Use a Stimulus controller to capture microphone audio:

// app/javascript/controllers/audio_recorder_controller.js
import { Controller } from "@hotwired/stimulus"

export default class extends Controller {
  static targets = ["button", "status", "form"]

  async start() {
    const stream = await navigator.mediaDevices.getUserMedia({ audio: true })
    this.recorder = new MediaRecorder(stream, { mimeType: "audio/webm" })
    this.chunks = []

    this.recorder.ondataavailable = (e) => this.chunks.push(e.data)
    this.recorder.onstop = () => this.submit(stream)

    this.recorder.start()
    this.buttonTarget.textContent = "Stop Recording"
    this.buttonTarget.dataset.action = "click->audio-recorder#stop"
    this.statusTarget.textContent = "Recording..."
  }

  stop() {
    this.recorder.stop()
  }

  submit(stream) {
    stream.getTracks().forEach(track => track.stop())
    const blob = new Blob(this.chunks, { type: "audio/webm" })
    const formData = new FormData()
    formData.append("audio", blob, "recording.webm")

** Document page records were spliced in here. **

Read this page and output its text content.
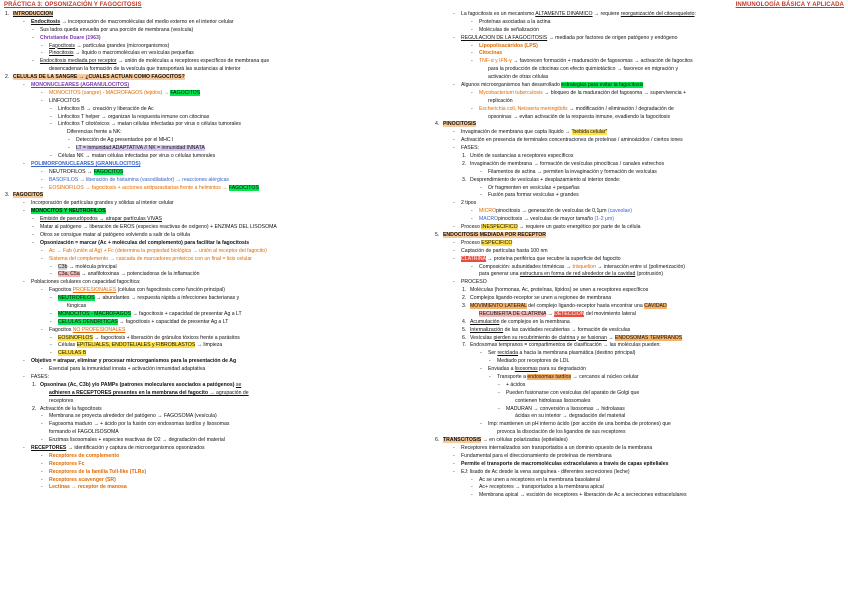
PRÁCTICA 3: OPSONIZACIÓN Y FAGOCITOSIS	INMUNOLOGÍA BÁSICA Y APLICADA
1. INTRODUCCIÓN
- Endocitosis → incorporación de macromoléculas del medio externo en el interior celular
- Sus lados queda envuelta por una porción de membrana (vesícula)
- Christiande Duare (1963)
- Fagocitosis → partículas grandes (microorganismos)
- Pinocitosis → líquido o macromoléculas en vesículas pequeñas
- Endocitosis mediada por receptor → unión de moléculas a receptores específicos de membrana que
desencadenan la formación de la vesícula que transportará las sustancias al interior
2. CÉLULAS DE LA SANGRE → ¿CUÁLES ACTÚAN COMO FAGOCITOS?
- MONONUCLEARES (AGRANULOCITOS)
- MONOCITOS (sangre) - MACRÓFAGOS (tejidos) → FAGOCITOS
- LINFOCITOS
- Linfocitos B → creación y liberación de Ac
- Linfocitos T helper → organizan la respuesta inmune con citocinas
- Linfocitos T citotóxicos → matan células infectadas por virus o células tumorales
Diferencias frente a NK:
- Detección de Ag presentados por el MHC I
- LT = inmunidad ADAPTATIVA // NK = inmunidad INNATA
- Células NK → matan células infectadas por virus o células tumorales
- POLIMORFONUCLEARES (GRANULOCITOS)
- NEUTRÓFILOS → FAGOCITOS
- BASÓFILOS → liberación de histamina (vasodilatador) → reacciones alérgicas
- EOSINÓFILOS → fagocitosis + acciones antiparasitarias frente a helmintos → FAGOCITOS
3. FAGOCITOS
- Incorporación de partículas grandes y sólidas al interior celular
- MONOCITOS Y NEUTRÓFILOS
- Emisión de pseudópodos → atrapar partículas VIVAS
- Matar al patógeno → liberación de EROS (especies reactivas de oxígeno) + ENZIMAS DEL LISOSOMA
- Otros se consigue matar al patógeno volviendo a salir de la célula
- Opsonización = marcar (Ac + moléculas del complemento) para facilitar la fagocitosis
- Ac → Fab (unión al Ag) + Fc (determina la propiedad biológica → unión al receptor del fagocito)
- Sistema del complemento → cascada de marcadores proteicos con un final = lisis celular
- C3b → molécula principal
- C3a, C5a → anafilotoxinas → potenciadoras de la inflamación
- Poblaciones celulares con capacidad fagocítica:
- Fagocitos PROFESIONALES (células con fagocitosis como función principal)
- NEUTRÓFILOS → abundantes → respuesta rápida a infecciones bacterianas y
fúngicas
- MONOCITOS - MACRÓFAGOS → fagocitosis + capacidad de presentar Ag a LT
- CÉLULAS DENDRÍTICAS → fagocitosis + capacidad de presentar Ag a LT
- Fagocitos NO PROFESIONALES
- EOSINÓFILOS → fagocitosis + liberación de gránulos tóxicos frente a parásitos
- Células EPITELIALES, ENDOTELIALES y FIBROBLASTOS → limpieza
- CÉLULAS B
- Objetivo = atrapar, eliminar y procesar microorganismos para la presentación de Ag
- Esencial para la inmunidad innata + activación inmunidad adaptativa
- FASES:
1. Opsoninas (Ac, C3b) y/o PAMPs (patrones moleculares asociados a patógenos) se
adhieren a RECEPTORES presentes en la membrana del fagocito → agrupación de
receptores
2. Activación de la fagocitosis
- Membrana se proyecta alrededor del patógeno → FAGOSOMA (vesícula)
- Fagosoma maduro → + ácido por la fusión con endosomas tardíos y lisosomas
formando el FAGOLISOSOMA
- Enzimas lisosomales + especies reactivas de O2 → degradación del material
- RECEPTORES → identificación y captura de microorganismos opsonizados
- Receptores de complemento
- Receptores Fc
- Receptores de la familia Toll-like (TLRs)
- Receptores scavenger (SR)
- Lectinas → receptor de manosa
- La fagocitosis es un mecanismo ALTAMENTE DINÁMICO → requiere reorganización del citoesqueleto:
- Proteínas asociadas a la actina
- Moléculas de señalización
- REGULACIÓN DE LA FAGOCITOSIS → mediada por factores de origen patógeno y endógeno
- Lipopolisacáridos (LPS)
- Citocinas
- TNF-α y IFN-γ → favorecen formación + maduración de fagosomas → activación de fagocitos
para la producción de citocinas con efecto quimiotáctico → favorece en migración y
activación de otras células
- Algunos microorganismos han desarrollado estrategias para evitar la fagocitosis
- Mycobacterium tuberculosis → bloqueo de la maduración del fagosoma → supervivencia +
replicación
- Escherichia coli, Neisseria meningitidis → modificación / eliminación / degradación de
opsoninas → evitan activación de la respuesta inmune, evadiendo la fagocitosis
4. PINOCITOSIS
- Invaginación de membrana que capta líquido → "bebida celular"
- Activación en presencia de terminales concentraciones de proteínas / aminoácidos / ciertos iones
- FASES:
1. Unión de sustancias a receptores específicos
2. Invaginación de membrana → formación de vesículas pinocíticas / canales estrechos
- Filamentos de actina → permiten la invaginación y formación de vesículas
3. Desprendimiento de vesículas + desplazamiento al interior donde:
- Or fragmenten en vesículas + pequeñas
- Fusión para formar vesículas + grandes
- 2 tipos
- MICROpinocitosis → generación de vesículas de 0,1μm (caveolae)
- MACROpinocitosis → vesículas de mayor tamaño (1-2 μm)
- Proceso INESPECÍFICO → requiere un gasto energético por parte de la célula
5. ENDOCITOSIS MEDIADA POR RECEPTOR
- Proceso ESPECÍFICO
- Captación de partículas hasta 100 nm
- CLATRINA → proteína periférica que recubre la superficie del fagocito
- Composición: subunidades triméricas → trisquelion → interacción entre sí (polimerización)
para generar una estructura en forma de red alrededor de la cavidad (protrusión)
- PROCESO
1. Moléculas (hormonas, Ac, proteínas, lípidos) se unen a receptores específicos
2. Complejos ligando-receptor se unen a regiones de membrana
3. MOVIMIENTO LATERAL del complejo ligando-receptor hasta encontrar una CAVIDAD
RECUBIERTA DE CLATRINA → DETECCIÓN del movimiento lateral
4. Acumulación de complejos en la membrana
5. Internalización de las cavidades recubiertas → formación de vesículas
6. Vesículas pierden su recubrimiento de clatrina y se fusionan → ENDOSOMAS TEMPRANOS
7. Endosomas tempranos = compartimentos de clasificación → las moléculas pueden:
- Ser reciclada a hacia la membrana plasmática (destino principal)
- Mediado por receptores de LDL
- Enviadas a lisosomas para su degradación
- Transporte a endosomas tardíos → cercanos al núcleo celular
- + ácidos
- Pueden fusionarse con vesículas del aparato de Golgi que
contienen hidrolasas lisosomales
- MADURAN → conversión a lisosomas → hidrolasas
ácidas en su interior → degradación del material
- Imp: mantienen un pH interno ácido (por acción de una bomba de protones) que
provoca la disociación de los ligandos de sus receptores
6. TRANSCITOSIS → en células polarizadas (epiteliales)
- Receptores internalizados son transportados a un dominio opuesto de la membrana
- Fundamental para el direccionamiento de proteínas de membrana
- Permite el transporte de macromoléculas extracelulares a través de capas epiteliales
- EJ: lisado de Ac desde la vena sanguínea - diferentes secreciones (leche)
- Ac se unen a receptores en la membrana basolateral
- Ac+ receptores → transportados a la membrana apical
- Membrana apical → escisión de receptores + liberación de Ac a secreciones extracelulares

    fetch(this.formTarget.action, {
      method: "POST",
      body: formData,
      headers: {
        "X-CSRF-Token": document.querySelector("[name=csrf-token]").content
      }
    })

    this.buttonTarget.textContent = "Start Recording"
    this.buttonTarget.dataset.action = "click->audio-recorder#start"
    this.statusTarget.textContent = "Uploaded. Transcribing..."
  }
}

The View

<%# app/views/transcriptions/index.html.erb %>
<%= turbo_stream_from "user_#{current_user.id}_transcriptions" %>

<div data-controller="audio-recorder">
  <%= form_with url: transcriptions_path, data: { audio_recorder_target: "form" } do %>
    <button type="button"
            data-audio-recorder-target="button"
            data-action="click->audio-recorder#start">
      Start Recording
    </button>
    <span data-audio-recorder-target="status"></span>
  <% end %>
</div>

<div id="transcriptions">
  <% @transcriptions.each do |t| %>
    <%= render "transcription", transcription: t %>
  <% end %>
</div>

The transcription partial:

<%# app/views/transcriptions/_transcription.html.erb %>
<div id="transcription_<%= transcription.id %>" class="transcription-card">
  <% case transcription.status %>
  <% when "pending", "processing" %>
    <div class="spinner">Transcribing audio...</div>
  <% when "completed" %>
    <p><%= transcription.text %></p>
    <small><%= transcription.language %> · <%= transcription.duration&.round(1) %>s</small>
  <% when "failed" %>
    <div class="error">Transcription failed.</div>
  <% end %>
</div>

The Full Picture

The pattern is the same one we've used throughout this series: user action → save a pending record → background job does the AI work → Turbo Stream broadcasts the result. Whether it's text generation, image creation, or audio processing, the architecture stays consistent.

Whisper handles audio up to 25MB. For longer recordings, split them into chunks before sending. The TTS API accepts up to 4096 characters per request — for longer text, split by paragraphs and concatenate the audio.

That wraps up Phase 4. We've built a complete AI toolkit in Rails: chat, embeddings, RAG, agents, streaming, image generation, and now voice. Next up is Phase 5 — making all of this production-ready, starting with testing AI features using RSpec.